CASH flow problems can break a small business.

But your vans could provide a much-needed cash injection – so long as you own them, or finance them using hire purchase (HP) or finance lease.


It’s called sale and leaseback and we’ll explain how it works. It’s worth considering because, in these challenging times, access to cash is limited and expensive. Tried getting a bank loan lately? Exactly.

On top of that, small businesses are being hit hard by late payers.

Research published by Bacs Payment Schemes on 28 September 2012 reports that average late payment debt for a small or medium-sized enterprise (SME) is now £36,000.

Bacs – the company behind Direct Debit and Bacs Direct Credit – also reports that more than one-third of SMEs said late payment debts of just £20,000 would be enough to put them out of business. Cash flow is being stretched to its limits.

  • Cash flow is being stretched to its limits. A sale and leaseback can provide a much-needed cash injection

But sale and leaseback can help.

Essentially, it lets you turn your vans into cash yet keep using them as you normally do. How? You sell your van, or vans, to a leasing or fleet management company and they lease them straight back to you on a contract hire deal.

How a sale and leaseback works

  • You sell your vans to a leasing company
  • The money is transferred to your business
  • The leasing company then leases your vans back to you

The vans remain in your hands at all times – it’s an on-paper transaction – so there’s no disruption to your operations. You get an agreed price for the vans, often based on the market value or write-down value, and you pay a set monthly rental to keep using them for an agreed period, with a mileage limit. You can pay for the lease company to handle all the maintenance, too, if you want.

A big advantage is the cash sum, which you can use to expand your business or improve cash flow. But there are other benefits. It can be cheaper than a bank loan. It lets you remove fixed assets (vans) from your balance sheet. It gives you a fixed monthly payment for simple budgeting.
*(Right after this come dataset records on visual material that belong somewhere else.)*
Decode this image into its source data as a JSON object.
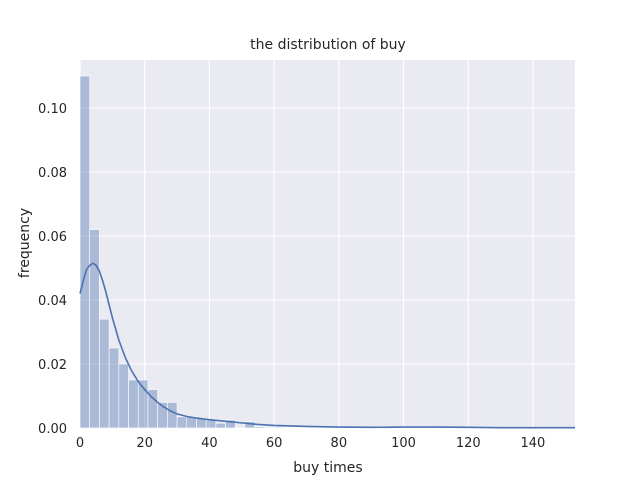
{
  "chart_data": {
    "type": "bar",
    "title": "the distribution of buy",
    "xlabel": "buy times",
    "ylabel": "frequency",
    "xlim": [
      0,
      153
    ],
    "ylim": [
      0,
      0.115
    ],
    "x_ticks": [
      0,
      20,
      40,
      60,
      80,
      100,
      120,
      140
    ],
    "y_ticks": [
      0.0,
      0.02,
      0.04,
      0.06,
      0.08,
      0.1
    ],
    "y_tick_labels": [
      "0.00",
      "0.02",
      "0.04",
      "0.06",
      "0.08",
      "0.10"
    ],
    "grid": true,
    "bin_width": 3,
    "histogram": [
      {
        "x0": 0,
        "x1": 3,
        "density": 0.11
      },
      {
        "x0": 3,
        "x1": 6,
        "density": 0.062
      },
      {
        "x0": 6,
        "x1": 9,
        "density": 0.034
      },
      {
        "x0": 9,
        "x1": 12,
        "density": 0.025
      },
      {
        "x0": 12,
        "x1": 15,
        "density": 0.02
      },
      {
        "x0": 15,
        "x1": 18,
        "density": 0.015
      },
      {
        "x0": 18,
        "x1": 21,
        "density": 0.015
      },
      {
        "x0": 21,
        "x1": 24,
        "density": 0.012
      },
      {
        "x0": 24,
        "x1": 27,
        "density": 0.008
      },
      {
        "x0": 27,
        "x1": 30,
        "density": 0.008
      },
      {
        "x0": 30,
        "x1": 33,
        "density": 0.0035
      },
      {
        "x0": 33,
        "x1": 36,
        "density": 0.0035
      },
      {
        "x0": 36,
        "x1": 39,
        "density": 0.003
      },
      {
        "x0": 39,
        "x1": 42,
        "density": 0.0025
      },
      {
        "x0": 42,
        "x1": 45,
        "density": 0.0015
      },
      {
        "x0": 45,
        "x1": 48,
        "density": 0.0025
      },
      {
        "x0": 48,
        "x1": 51,
        "density": 0.0
      },
      {
        "x0": 51,
        "x1": 54,
        "density": 0.002
      },
      {
        "x0": 54,
        "x1": 57,
        "density": 0.0004
      },
      {
        "x0": 57,
        "x1": 60,
        "density": 0.0003
      },
      {
        "x0": 60,
        "x1": 63,
        "density": 0.0003
      },
      {
        "x0": 63,
        "x1": 66,
        "density": 0.0002
      },
      {
        "x0": 66,
        "x1": 69,
        "density": 0.0002
      },
      {
        "x0": 69,
        "x1": 72,
        "density": 0.0002
      },
      {
        "x0": 72,
        "x1": 75,
        "density": 0.0001
      },
      {
        "x0": 75,
        "x1": 78,
        "density": 0.0001
      },
      {
        "x0": 78,
        "x1": 81,
        "density": 0.0001
      },
      {
        "x0": 96,
        "x1": 99,
        "density": 0.0001
      },
      {
        "x0": 117,
        "x1": 120,
        "density": 0.0001
      },
      {
        "x0": 147,
        "x1": 150,
        "density": 0.0001
      }
    ],
    "kde": {
      "x": [
        0,
        1,
        2,
        3,
        4,
        5,
        6,
        7,
        8,
        9,
        10,
        12,
        14,
        16,
        18,
        20,
        22,
        24,
        26,
        28,
        30,
        33,
        36,
        40,
        45,
        50,
        55,
        60,
        70,
        80,
        90,
        100,
        110,
        120,
        130,
        140,
        150,
        153
      ],
      "y": [
        0.042,
        0.046,
        0.0495,
        0.0508,
        0.0515,
        0.0508,
        0.049,
        0.046,
        0.0425,
        0.0385,
        0.0345,
        0.0275,
        0.022,
        0.0178,
        0.0145,
        0.012,
        0.0098,
        0.008,
        0.0065,
        0.0053,
        0.0044,
        0.0036,
        0.0031,
        0.0026,
        0.0021,
        0.0016,
        0.0011,
        0.0008,
        0.0005,
        0.0003,
        0.0002,
        0.0003,
        0.0003,
        0.0002,
        0.0001,
        0.0001,
        0.0001,
        0.0001
      ]
    },
    "colors": {
      "background": "#eaeaf2",
      "bar": "#4c72b0",
      "bar_opacity": 0.4,
      "line": "#4c72b0",
      "grid": "#ffffff"
    }
  }
}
  • Sale and leaseback can be cheaper than a bank loan, and it lets you take your vans off the balance sheet

You don’t have the hassle of disposing of the vans when it’s time for them to leave your fleet. You also remove the risk of falling secondhand values. The leasing company handles disposal – subject to fair wear and tear conditions – and they take the hit if used van prices plummet.

Little wonder that sale and leaseback deals have been on the up since the financial crisis first bit in 2008.

But sale and leaseback is not suitable for every business – and you should never use it as a do-or-die attempt to prop up a failing business.

To qualify for a sale and leaseback deal, you must already own the van or be buying it on finance. If the van is too old, you won’t be able to do a sale and leaseback – nearing its fifth birthday is a common cut-off point.

And, as ever, deal only with members of the BVRLA, shop around and balance cash offers against rental payments, deal terms and service provision.

Finally, consider getting an expert fleet management specialist to handle all aspects of the deal for you. A good specialist will save you time and money.

Which companies should I deal with for a sale and leaseback?

You should maks sure they are members of the BVRLA – the British Vehicle Rental and Leasing Association. You can download a list of members from their website.

Read more about the BVRLA on our sister BCM site: BVRLA publishes member directory

Be warned!

  • Leasing companies know what to look for to make sure a business is suitable for a sale and leaseback. There’s a difference between a good business requiring a cash injection and a business that’s going south that needs cash to temporarily extend its life.
  • Make sure you understand the implications of using contract hire – there will be return conditions at the end of the lease period. You need to fully understand what these are – discuss it with the leasing company. You don’t need expensive refurbishment costs at the end of a lease period.